Written in the Scars(56)
Her cries soften, her back not shaking as badly as before. I hold her as the moon becomes bright above and the fireflies begin to light up around us.
“The fireflies are out,” I say. “Do you remember the time Jiggs caught a bunch and took off the glow part and put it in his hair?” I ask. The memory makes me chuckle and it’s not long before I can feel her ease too. “The fucker glowed all night. Your brother is such a weirdo.”
She pulls away and looks up at me in the way someone only can that knows you and your memories inside out.
“I believe you did that too,” she grins, drying her cheeks.
“I don’t remember that.”
“I’m sure you don’t, either from choice or from the whiskey,” she says, all out laughing now.
Stroking her cheek, I nearly beam at her turn-around. “There’s my girl.”
Her head rests against my palm and I place my other on the other side. Tilting her to look straight at me, I bend so we’re at eye-level. She tries to look away, but I won’t let her. Holding her head in place, I plant a gentle kiss to the middle of her lips. When I pull back, I see her wheels turning.
“I don’t know how to tell you this,” she says, rubbing her eyes.
“Just open your mouth and say it and be done.”
When she pulls her hands away, the wateriness is back. Her gaze is heavy on mine, like she’s trying to tell me without words.
I can’t look away. Not that I want to, but if I did, I couldn’t.
“Ty,” she says before her voice breaks and the tears stream again. I don’t reach for her, not this time. I’m pinned in place, frozen to the spot on the ground just a foot or so in front of her. “I . . . I . . .” She presses her lips together, her face turning a warm shade of pink. “I was pregnant. And I lost the baby.”
Everything stops.
Everything except the steady flow of tears down her beautiful, pink cheeks and the drop of my stomach into an abyss that’s more bottomless than I ever imagined.
I’m sure I misheard her, something about her miscarrying a baby?
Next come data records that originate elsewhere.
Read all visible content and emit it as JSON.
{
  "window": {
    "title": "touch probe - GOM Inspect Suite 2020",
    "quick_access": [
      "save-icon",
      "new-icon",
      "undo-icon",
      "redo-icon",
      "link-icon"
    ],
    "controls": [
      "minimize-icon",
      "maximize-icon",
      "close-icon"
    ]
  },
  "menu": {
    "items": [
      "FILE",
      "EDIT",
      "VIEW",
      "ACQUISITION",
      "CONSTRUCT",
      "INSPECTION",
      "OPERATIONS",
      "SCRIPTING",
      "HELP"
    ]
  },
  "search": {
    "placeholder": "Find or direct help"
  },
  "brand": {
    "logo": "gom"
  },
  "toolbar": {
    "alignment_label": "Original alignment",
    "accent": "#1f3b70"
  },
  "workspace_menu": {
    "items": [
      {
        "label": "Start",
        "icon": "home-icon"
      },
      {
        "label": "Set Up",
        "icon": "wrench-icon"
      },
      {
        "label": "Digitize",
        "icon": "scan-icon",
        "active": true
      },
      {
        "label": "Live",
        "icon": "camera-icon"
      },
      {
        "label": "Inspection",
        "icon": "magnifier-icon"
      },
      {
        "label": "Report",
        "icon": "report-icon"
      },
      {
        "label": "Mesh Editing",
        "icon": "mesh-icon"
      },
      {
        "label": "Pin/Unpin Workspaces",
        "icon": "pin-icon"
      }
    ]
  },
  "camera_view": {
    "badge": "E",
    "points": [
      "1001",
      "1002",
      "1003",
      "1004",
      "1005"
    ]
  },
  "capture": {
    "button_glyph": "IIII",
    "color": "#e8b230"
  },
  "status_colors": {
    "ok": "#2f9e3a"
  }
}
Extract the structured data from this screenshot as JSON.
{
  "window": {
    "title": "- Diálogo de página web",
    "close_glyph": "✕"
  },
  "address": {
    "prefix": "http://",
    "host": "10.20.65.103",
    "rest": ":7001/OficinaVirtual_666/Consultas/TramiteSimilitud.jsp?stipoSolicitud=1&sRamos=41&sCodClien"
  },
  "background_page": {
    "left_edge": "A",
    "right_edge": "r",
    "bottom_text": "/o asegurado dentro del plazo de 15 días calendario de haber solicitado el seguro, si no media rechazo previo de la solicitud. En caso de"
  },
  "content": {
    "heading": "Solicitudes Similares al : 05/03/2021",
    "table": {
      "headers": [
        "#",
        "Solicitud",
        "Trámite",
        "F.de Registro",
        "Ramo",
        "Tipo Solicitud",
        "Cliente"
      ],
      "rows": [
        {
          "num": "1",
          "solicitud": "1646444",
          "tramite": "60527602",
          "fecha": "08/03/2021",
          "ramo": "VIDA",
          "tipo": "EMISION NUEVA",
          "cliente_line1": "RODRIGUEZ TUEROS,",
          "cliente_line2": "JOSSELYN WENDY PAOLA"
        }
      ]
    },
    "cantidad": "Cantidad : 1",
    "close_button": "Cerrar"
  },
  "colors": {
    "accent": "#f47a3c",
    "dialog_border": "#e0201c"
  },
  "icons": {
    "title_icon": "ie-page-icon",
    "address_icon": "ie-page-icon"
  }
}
Does she mean the one we lost a few years ago?
Looking into her tear-stained face, I know that’s not the case.
I think I’m going to be sick.
“What?” I ask, taking a short step back in case I spew my dinner at her feet. “What did you say?”
She doesn’t answer me, but she doesn’t have to. The pained look on her face, the sadness that is smeared across her features, the devastation I can see plain as day written all over her tells me all I have to know. My hand shakes as I draw it over my eyes, trying to break the numbness settling over me.
“I . . .” Words are on the tip of my tongue, yet evade me. “When? How did I not know this?”
“I’m sorry,” she says before a full-blown sob breaks the night air.
Her cries are muffled as I press her against me, unable to do anything but hold her. Her agony rips from her body and into mine, shredding the fibers of my soul. It’s a slow, agonizing torture listening to her grieve for a child I didn’t know existed, a life I can’t yet bring myself to believe was real.
“I called to tell you . . .” she says into my shirt. “So many times. You didn’t answer.”
My mind spins like a top, trying to grab something to work from. “When did you find out?”
“A few days after you left. I went to the doctor because I thought I was having a nervous breakdown and found out that I had been pregnant.”
Coughing back the vomit that creeps up my throat, I squeeze my eyes shut.
“I’m sorry,” she cries again, her word as broken as my heart. “I’m so sorry, Ty.”
“My God, Elin. Don’t apologize,” I scoff, fighting back the first set of tears I’ve felt since my father passed away.
Her hands twist in my shirt, her knuckles pressing into my back. They shake as she unfurls the suffering she’s been holding in.
Kissing the top of her head, I take a deep breath and try to calm my nerves. “I don’t know what to say.”
She places a single kiss to my sternum before letting me go. Her face is streaked with mascara, her lips swollen. “There’s nothing for you to say, nothing you can say. I lost the baby. I’m sorry.”
“Stop saying you’re sorry!” I say gruffly, my throat clenching shut. “Damn it, Elin. This is not your fault.” I pace a circle, my sneakers stomping against the brown grass. “I just . . . I should’ve fucking been there for you. Damn it!”
“I needed you.”
My mouth opens in an attempt to respond, but nothing comes out. They say the truth hurts. That’s not true. The truth blisters, and I feel it in every cell in my body.